In the UK, parks are (on the whole) under the control of councils. You can usually depend on finding specific features in a park. For recreation, this might be a playground, football pitch, bowling green, boating lake or skateboard park as well as paths and places to sit for the less active of us.
These features can often be high-maintenance and high-cost but we have long come to expect them. And we fight for if they’re not there – e.g. formal flowerbeds and metal play equipment... But do 21st century park users want such features.
And for non-human users, adequate provision may be problematic. Perhaps surprisingly, features in parks are not always well-considered for birds and other urban wildlife. For example, the choice of planting and how it is maintained may be more convenient for managers than realizing their potential as habitats and feeding spaces.
As park keepers have all but disappeared and green space management techniques arguably require fewer specialist horticultural skills, how truly welcoming are our green spaces as natural landscapes? Has the control that comes with owning and managing parks and green spaces meant that city council designers and managers have lost their connection with users, human and non-human?
Well, perhaps not. Is that a quiet revolution going on in the background, I wonder? It would seem that control and power is shifting as council budgets get smaller and smaller.
The impact of the economic crisis is having a very real effect on our green spaces. We aren’t seeing the full impact yet as it is going on behind the scenes (on balance sheets and work rotas). Small changes are happening now – such as flowerbeds being turned to shrub beds – and some big ones on the way (which will invariably involve job losses). Basically, with the massive budget cuts, city councils can no longer manage and maintain their green spaces to the same standard as before.
New innovative models are being explored which are low-cost and low-maintenance – driven, of course, by an immediate need to save money. Examples include Sheffield City Council’s Urban Nature Park project which is well underway where 300ha of existing green space is being converted to more naturalistic and informally managed space over 3 years. The London Orchard Project works in partnership with a range of councils (land owners), private companies (among the funders) and community groups (the managers) to turn unused green space around the city into orchards.

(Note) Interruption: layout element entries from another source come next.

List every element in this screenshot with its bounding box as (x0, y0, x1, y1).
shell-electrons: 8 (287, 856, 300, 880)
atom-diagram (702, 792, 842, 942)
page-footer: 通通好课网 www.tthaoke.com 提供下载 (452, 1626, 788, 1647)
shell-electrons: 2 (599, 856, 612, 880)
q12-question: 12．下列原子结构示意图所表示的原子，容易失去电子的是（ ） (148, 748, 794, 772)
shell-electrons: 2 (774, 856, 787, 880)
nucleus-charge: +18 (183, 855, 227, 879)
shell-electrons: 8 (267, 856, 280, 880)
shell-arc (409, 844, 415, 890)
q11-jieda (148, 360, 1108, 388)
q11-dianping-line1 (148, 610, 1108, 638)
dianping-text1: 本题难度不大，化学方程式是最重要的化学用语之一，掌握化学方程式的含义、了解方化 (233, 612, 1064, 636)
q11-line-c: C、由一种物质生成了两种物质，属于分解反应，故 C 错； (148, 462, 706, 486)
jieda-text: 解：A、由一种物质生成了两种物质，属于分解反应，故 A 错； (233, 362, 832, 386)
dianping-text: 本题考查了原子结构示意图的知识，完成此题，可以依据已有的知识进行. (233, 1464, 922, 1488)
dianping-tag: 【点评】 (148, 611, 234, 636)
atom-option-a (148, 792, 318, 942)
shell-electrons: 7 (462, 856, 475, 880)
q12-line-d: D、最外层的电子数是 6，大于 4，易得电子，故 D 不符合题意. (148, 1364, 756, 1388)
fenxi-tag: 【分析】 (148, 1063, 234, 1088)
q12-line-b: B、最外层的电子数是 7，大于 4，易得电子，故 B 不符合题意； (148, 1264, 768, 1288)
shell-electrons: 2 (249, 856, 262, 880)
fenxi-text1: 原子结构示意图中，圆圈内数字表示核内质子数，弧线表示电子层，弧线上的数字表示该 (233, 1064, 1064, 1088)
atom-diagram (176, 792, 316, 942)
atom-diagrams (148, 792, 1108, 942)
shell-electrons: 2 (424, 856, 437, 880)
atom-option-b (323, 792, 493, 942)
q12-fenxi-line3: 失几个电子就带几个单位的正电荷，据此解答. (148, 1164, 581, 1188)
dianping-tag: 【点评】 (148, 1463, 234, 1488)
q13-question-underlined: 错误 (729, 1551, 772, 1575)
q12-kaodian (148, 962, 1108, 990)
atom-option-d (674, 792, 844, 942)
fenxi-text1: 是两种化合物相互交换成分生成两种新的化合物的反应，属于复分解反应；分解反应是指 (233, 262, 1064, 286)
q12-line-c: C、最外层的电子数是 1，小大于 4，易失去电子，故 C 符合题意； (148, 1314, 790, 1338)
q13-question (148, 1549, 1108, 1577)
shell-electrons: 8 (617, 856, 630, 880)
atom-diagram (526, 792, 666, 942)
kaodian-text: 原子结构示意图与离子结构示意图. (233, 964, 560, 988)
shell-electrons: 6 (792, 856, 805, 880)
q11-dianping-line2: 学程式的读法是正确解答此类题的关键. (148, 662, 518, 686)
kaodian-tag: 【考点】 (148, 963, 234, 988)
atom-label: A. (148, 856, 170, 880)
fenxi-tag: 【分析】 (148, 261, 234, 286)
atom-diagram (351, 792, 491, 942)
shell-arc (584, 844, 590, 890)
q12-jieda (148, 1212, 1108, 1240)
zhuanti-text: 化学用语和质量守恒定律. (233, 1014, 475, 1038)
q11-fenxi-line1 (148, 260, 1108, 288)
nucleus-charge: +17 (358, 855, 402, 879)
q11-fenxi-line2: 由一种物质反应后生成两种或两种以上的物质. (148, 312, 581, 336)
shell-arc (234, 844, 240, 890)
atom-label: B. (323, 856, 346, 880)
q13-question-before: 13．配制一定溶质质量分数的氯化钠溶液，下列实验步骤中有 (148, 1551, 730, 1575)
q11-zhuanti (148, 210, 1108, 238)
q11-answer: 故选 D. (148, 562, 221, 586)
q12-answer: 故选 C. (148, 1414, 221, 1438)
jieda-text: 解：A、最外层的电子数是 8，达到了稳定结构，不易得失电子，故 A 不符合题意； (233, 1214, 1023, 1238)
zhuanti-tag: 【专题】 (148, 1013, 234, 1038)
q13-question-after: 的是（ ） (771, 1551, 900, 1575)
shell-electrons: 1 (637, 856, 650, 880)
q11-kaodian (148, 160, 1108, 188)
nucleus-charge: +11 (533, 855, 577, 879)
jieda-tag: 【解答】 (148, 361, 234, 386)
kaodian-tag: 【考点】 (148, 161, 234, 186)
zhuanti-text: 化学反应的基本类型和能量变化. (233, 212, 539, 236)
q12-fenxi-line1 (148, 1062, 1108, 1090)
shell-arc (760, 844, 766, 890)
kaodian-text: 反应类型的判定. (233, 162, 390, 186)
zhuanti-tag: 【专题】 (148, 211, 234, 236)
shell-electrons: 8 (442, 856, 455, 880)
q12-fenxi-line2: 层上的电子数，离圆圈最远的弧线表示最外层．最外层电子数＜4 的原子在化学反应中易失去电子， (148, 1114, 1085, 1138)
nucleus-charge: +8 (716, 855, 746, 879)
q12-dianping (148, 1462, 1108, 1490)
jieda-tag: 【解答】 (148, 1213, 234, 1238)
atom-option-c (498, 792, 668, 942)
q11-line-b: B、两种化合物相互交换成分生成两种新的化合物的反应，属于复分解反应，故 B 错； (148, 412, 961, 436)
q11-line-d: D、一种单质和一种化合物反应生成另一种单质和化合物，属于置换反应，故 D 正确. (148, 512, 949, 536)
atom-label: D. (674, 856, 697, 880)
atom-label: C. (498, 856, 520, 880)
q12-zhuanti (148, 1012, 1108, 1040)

Mary Clear from The Incredible Edible movement, spreading out of Todmorden, west Yorkshire, told us at the recent Revisioning Parks event in Sheffield that they ask not for permission but rather forgiveness when they plant on any free urban land they find. It works for them!
So are we on the brink of a new age where we no longer need to seek permission from authority to rubber-stamp our green spaces and what we do in them? Is this the point at which communities, not local councils, are taking control of green spaces and changing what we do in them?